オープンAPIによるオープンバンキングへの期待
近年における決済サービスのイノベーションには、金融とテクノロジーとの融合である“FinTech”によるオープンバンキングによって生まれたネオバンク(Neo Bank)やチャレンジャーバンク(Challenger Bank)のBaaS(Bank as a Service)のデジタルバンキングサービスにおける決済サービスが大きな影響を及ぼしている。オープンバンキングとはAPI(Application Programming Interface)を活用して第三者が提供する外部のサービスをオープンに活用するバンキングの総称で、重要なデータをこれまでのように外部から隔離しておくのではなく、外部との共有を図ることで、新たな価値の創造が図れるというという考えに基づいて、ヨーロッパのPSD2(第2次決済サービス指令)などの新しい規制の中で、銀行などの金融機関がオープンAPI(Application Programming Interface)のテクノロジーを通じ、これまで以上に多くの顧客情報を共有することが求められている。インフラストラクチャを利用できるようにするオープンAPIは、標準化されたインターフェースを通じて、様々な情報源からの新しい競争を生み出す。特に、オープンAPIによるオープンバンキングは、既存の銀行などの金融機関と新興のFinTech企業の双方に新たな好機と劇的な変化をもたらすと期待されている。

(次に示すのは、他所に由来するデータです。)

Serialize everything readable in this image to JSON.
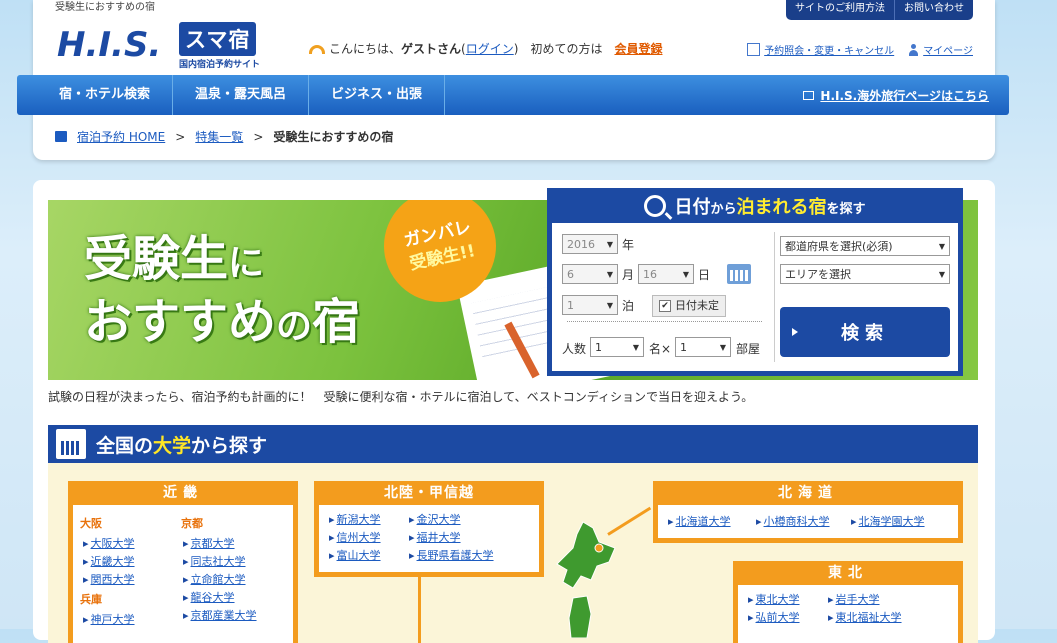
{
  "header": {
    "tagline": "受験生におすすめの宿",
    "logo_his": "H.I.S.",
    "logo_brand": "スマ宿",
    "logo_sub": "国内宿泊予約サイト",
    "greeting_prefix": "こんにちは、",
    "guest": "ゲストさん",
    "login_open": "(",
    "login_link": "ログイン",
    "login_close": ")",
    "first_time": "初めての方は",
    "register_link": "会員登録",
    "top_buttons": [
      "サイトのご利用方法",
      "お問い合わせ"
    ],
    "links": [
      "予約照会・変更・キャンセル",
      "マイページ"
    ]
  },
  "nav": {
    "items": [
      "宿・ホテル検索",
      "温泉・露天風呂",
      "ビジネス・出張"
    ],
    "overseas_link": "H.I.S.海外旅行ページはこちら"
  },
  "breadcrumb": {
    "home": "宿泊予約 HOME",
    "sep": ">",
    "features": "特集一覧",
    "current": "受験生におすすめの宿"
  },
  "banner": {
    "title_a": "受験生",
    "title_b": "に",
    "title_c": "おすすめ",
    "title_d": "の",
    "title_e": "宿",
    "badge_line1": "ガンバレ",
    "badge_line2": "受験生!!"
  },
  "search": {
    "title_a": "日付",
    "title_b": "から",
    "title_c": "泊まれる宿",
    "title_d": "を探す",
    "year": "2016",
    "year_label": "年",
    "month": "6",
    "month_label": "月",
    "day": "16",
    "day_label": "日",
    "nights": "1",
    "nights_label": "泊",
    "undecided": "日付未定",
    "undecided_checked": "✔",
    "people_label": "人数",
    "people": "1",
    "per_label": "名×",
    "rooms": "1",
    "rooms_label": "部屋",
    "prefecture": "都道府県を選択(必須)",
    "area": "エリアを選択",
    "button": "検索"
  },
  "intro": "試験の日程が決まったら、宿泊予約も計画的に！　受験に便利な宿・ホテルに宿泊して、ベストコンディションで当日を迎えよう。",
  "universities": {
    "head_a": "全国の",
    "head_b": "大学",
    "head_c": "から探す",
    "kinki": {
      "title": "近畿",
      "osaka": "大阪",
      "osaka_list": [
        "大阪大学",
        "近畿大学",
        "関西大学"
      ],
      "hyogo": "兵庫",
      "hyogo_list": [
        "神戸大学"
      ],
      "kyoto": "京都",
      "kyoto_list": [
        "京都大学",
        "同志社大学",
        "立命館大学",
        "龍谷大学",
        "京都産業大学"
      ]
    },
    "hokuriku": {
      "title": "北陸・甲信越",
      "list": [
        "新潟大学",
        "金沢大学",
        "信州大学",
        "福井大学",
        "富山大学",
        "長野県看護大学"
      ]
    },
    "hokkaido": {
      "title": "北海道",
      "list": [
        "北海道大学",
        "小樽商科大学",
        "北海学園大学"
      ]
    },
    "tohoku": {
      "title": "東北",
      "list": [
        "東北大学",
        "岩手大学",
        "弘前大学",
        "東北福祉大学"
      ]
    }
  },
  "colors": {
    "brand_blue": "#1c4aa3",
    "accent_orange": "#f39c1e",
    "nav_blue": "#2a74d0"
  }
}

EU(欧州連合)では、2015年11月に従来のPSD(Payment Services Directive、決済サービス指令)が改訂され、銀行など金融機関に対しオープンAPIの提供を義務付けるPSD2(第2次決済サービス指令)が成立し、2018年1月より発効されている。PSD2では新たに「PISP、Payment Initiation Service Provider」(決済指示伝達サービス提供者)、「AISP、Account Information Service Provider」(口座情報サービス提供者)、「ASPSP、Account Servicing Payment Service Provider」(口座保有型決済サービス提供者)の3つのサービスプロバイダーが定義され、こうしたサービスプロバイダーの対象業務は、ペイメントサービスの他、モバイル財布、口座振替、電子請求・支払い、Eコマースのマーケットプレイス、口座アクセスサービス、カスタマー・ロイヤリティ・プログラムなど多岐にわたっている。

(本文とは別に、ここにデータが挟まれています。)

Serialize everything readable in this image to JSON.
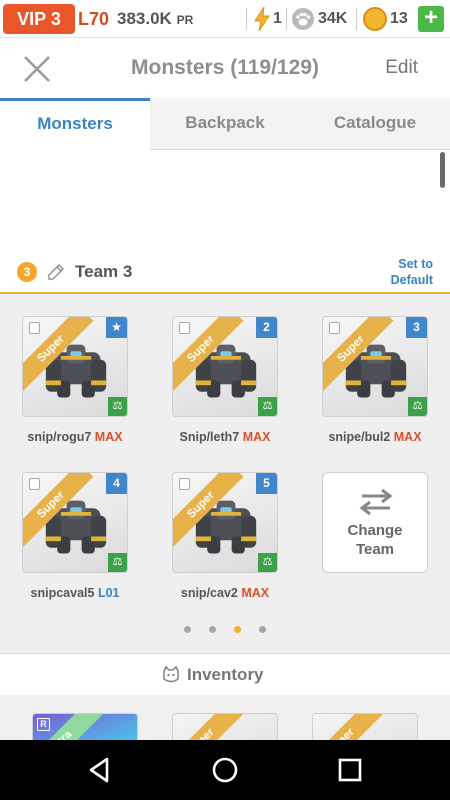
{
  "status": {
    "vip": "VIP 3",
    "level": "L70",
    "power": "383.0K",
    "power_unit": "PR",
    "energy": "1",
    "paws": "34K",
    "coins": "13",
    "plus": "+"
  },
  "header": {
    "title": "Monsters (119/129)",
    "edit": "Edit"
  },
  "tabs": [
    {
      "label": "Monsters",
      "active": true
    },
    {
      "label": "Backpack",
      "active": false
    },
    {
      "label": "Catalogue",
      "active": false
    }
  ],
  "team": {
    "number": "3",
    "name": "Team 3",
    "set_default_line1": "Set to",
    "set_default_line2": "Default"
  },
  "monsters": [
    {
      "name": "snip/rogu7",
      "level": "MAX",
      "badge": "★",
      "ribbon": "Super"
    },
    {
      "name": "Snip/leth7",
      "level": "MAX",
      "badge": "2",
      "ribbon": "Super"
    },
    {
      "name": "snipe/bul2",
      "level": "MAX",
      "badge": "3",
      "ribbon": "Super"
    },
    {
      "name": "snipcaval5",
      "level": "L01",
      "badge": "4",
      "ribbon": "Super"
    },
    {
      "name": "snip/cav2",
      "level": "MAX",
      "badge": "5",
      "ribbon": "Super"
    }
  ],
  "change_team": {
    "line1": "Change",
    "line2": "Team"
  },
  "pager": {
    "count": 4,
    "active_index": 2
  },
  "inventory": {
    "title": "Inventory",
    "cards": [
      {
        "tag": "R",
        "ribbon": "Ultra"
      },
      {
        "tag": "",
        "ribbon": "Super"
      },
      {
        "tag": "",
        "ribbon": "Super"
      }
    ]
  },
  "colors": {
    "accent_blue": "#3b82c4",
    "vip_orange": "#e8572a",
    "max_red": "#d9512b",
    "team_orange": "#f1ad3a",
    "plus_green": "#4cb848"
  }
}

オープンAPIの実装によるオープンバンキングの取り組み
“FinTech”により、デジタルバンキングサービスの送金と決済のデジタル化による決済サービスのイノベーションが、欧米や日本などの先進国のみならず、中国やインド、インドネシアなど多くの人口を抱える新興国においても、先進的な銀行などの金融機関や新しく誕生したデジタルバンク、それにFinTechのスタートアップによって起こされている。オープンAPIにより、金融機関はFinTech企業などのサードパーティとアプリ連携などのタイアップを行い、デジタルデータを最大限に活用し、利便性が高く、付加価値の高い送金サービスや決済サービスを含む金融サービスを顧客に提供することができるようになってきた。オープンAPIによるオープンバンキングは、特に決済業務の分野において、既存の銀行などの金融機関と新興のFinTech企業の双方に新たな好機と劇的な変化をもたらすと期待されている。

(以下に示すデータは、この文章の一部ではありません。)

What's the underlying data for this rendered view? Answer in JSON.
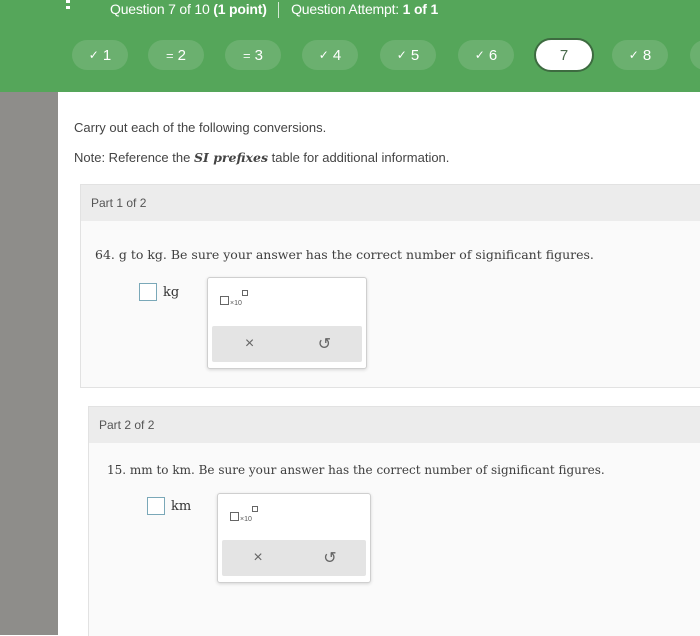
{
  "header": {
    "question": "Question 7 of 10",
    "points": "(1 point)",
    "attempt_label": "Question Attempt:",
    "attempt_value": "1 of 1"
  },
  "nav": [
    {
      "label": "1",
      "mark": "✓",
      "state": "done"
    },
    {
      "label": "2",
      "mark": "=",
      "state": "partial"
    },
    {
      "label": "3",
      "mark": "=",
      "state": "partial"
    },
    {
      "label": "4",
      "mark": "✓",
      "state": "done"
    },
    {
      "label": "5",
      "mark": "✓",
      "state": "done"
    },
    {
      "label": "6",
      "mark": "✓",
      "state": "done"
    },
    {
      "label": "7",
      "mark": "",
      "state": "current"
    },
    {
      "label": "8",
      "mark": "✓",
      "state": "done"
    }
  ],
  "instructions": "Carry out each of the following conversions.",
  "note": {
    "prefix": "Note: Reference the ",
    "emphasis": "SI prefixes",
    "suffix": " table for additional information."
  },
  "part1": {
    "label": "Part 1 of 2",
    "question": "64. g to kg. Be sure your answer has the correct number of significant figures.",
    "unit": "kg",
    "x10": "×10"
  },
  "part2": {
    "label": "Part 2 of 2",
    "question": "15. mm to km. Be sure your answer has the correct number of significant figures.",
    "unit": "km",
    "x10": "×10"
  },
  "tools": {
    "clear": "×",
    "undo": "↺"
  },
  "colors": {
    "topbar": "#55a65a",
    "pill": "#6bb06f",
    "current_border": "#3d6b40"
  }
}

銀行などの金融機関が自社の顧客のデータへの接続方式を信頼できる第三者のサードパーティに開放するオープンAPIの実装によるオープンバンキングの取り組みが、世界的な規模で始まっている。既存の金融機関によるオープンAPIによるオープンバンキングの動きの他に、2008年の金融危機を機に、欧米を中心に、新しい銀行を意味する“ネオバンク”(Neo Bank)や挑戦を意味する“チャレンジャーバンク”(Challenger Bank)という金融サービスや金融機関が新たに登場している。“FinTech”の先進国であるイギリスでは、2000年頃からバークレイズやHSBC、ロイズ、RBSといった四大銀行の寡占による弊害を取り除くため、政府主導による金融機関改革が推進され、オープンAPIによるオープンバンキングを含め、多くのデジタル専門の金融機関であるチャレンジャーバンクが誕生している。“ネオバンク”は新しい銀行という意味で、当初、ネオバンクにはチャレンジャーバンクも含まれていたが、最近はネオバンク(Neo Bank)とチャレンジャーバンクのように区別するようになっている。
また、こうしたチャレンジャーバンクの動きに触発された従来の銀行も、シンガポールベースのDBSのDigi BankやフランスベースのBNPパリバのHello Bank、カナダのCIBSのSimpliiといったデジタル専門銀行、あるいはアメリカのJPモルガンチェイスのFINNやユニオンバンクのPure Pointなどデジタル専用のバンキングユニットを設立する動きを見せるようになった。